Adolf Muench House facts for kids
Quick facts for kids
Adolf Muench House, "the Manor"
The Adolf Muench House viewed from the south
|Location||653 5th Street East
Saint Paul, Minnesota
|Architect||Emil W. Ulrici|
|Architectural style||Queen Anne|
|NRHP reference No.||75001012|
|Added to NRHP||May 12, 1975|
The Adolf Muench House is listed on the National Register of Historic Places in Saint Paul, Minnesota, United States. The 1884 house designed by Emil W. Ulrici overlooks Saint Paul from the bluffs east of downtown.
Germans were one of the earliest immigrant groups that came to Saint Paul. As many of them became prosperous, they moved into Dayton's Bluff and built substantial homes for their families. Several, including the home of Adolph and Anna Muench, were set at the edge of the bluff to take advantage of the descending landscape that allowed for a view of Phalen Creek and the Mississippi River. The Munches began residing at this address in 1873, in an earlier house that burned down in 1884. The current structure, was built the same year at a cost of $10,000 and had the nickname of, "the Manor".
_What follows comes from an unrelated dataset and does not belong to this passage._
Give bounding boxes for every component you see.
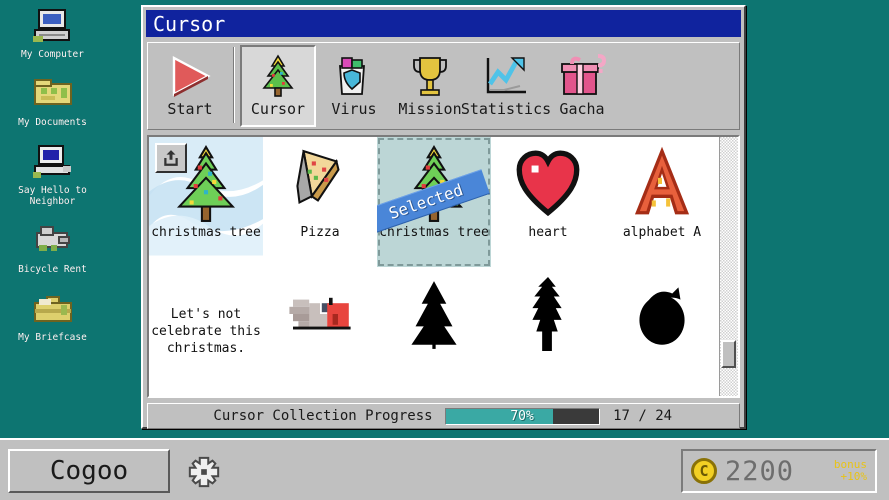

Adolph was a prominent member of the German American community. He was in the lumber business until becoming publisher of the Volkszeitung, a German-language daily newspaper. Anna died in 1896 and, when Adolph died in 1901, the house was offered for sale. After staying empty for two years, it was converted into duplex and was rental property for several decades.
One descendant fondly remembered the traditional Fourth of July parties at the house. The lawn was dotted with Japanese lanterns and carriages were crowded in the turnaround. Every summer there were ice cream socials among the lilac bushes and oak trees.
Local architect Emi Ulrici designed the new house that was completed at 653 East Fifth Street. Ulrici, a German-American, who built almost exclusively for his prosperous fellow immigrants that were scattered throughout Saint Paul in the 1880s. This Queen Anne style with asymmetrical towers gables and balconies with a traditional tower is considered the finest of his surviving residential commissions. It was added to the National Register of Historic Places in 1977 and was owner occupied until 2017.
Purchased in 2017 by one of the largest and fastest growing, St Paul-based Real Estate Investor group, Dadders Estates est 1997, with CEO Joe Collins and CFO Tom Gallagher, both St Paul natives and long time Real Estate investors. The plan moving forward is to make cosmetic updates to the property and offer for Lease or potentially for short term vacation rental.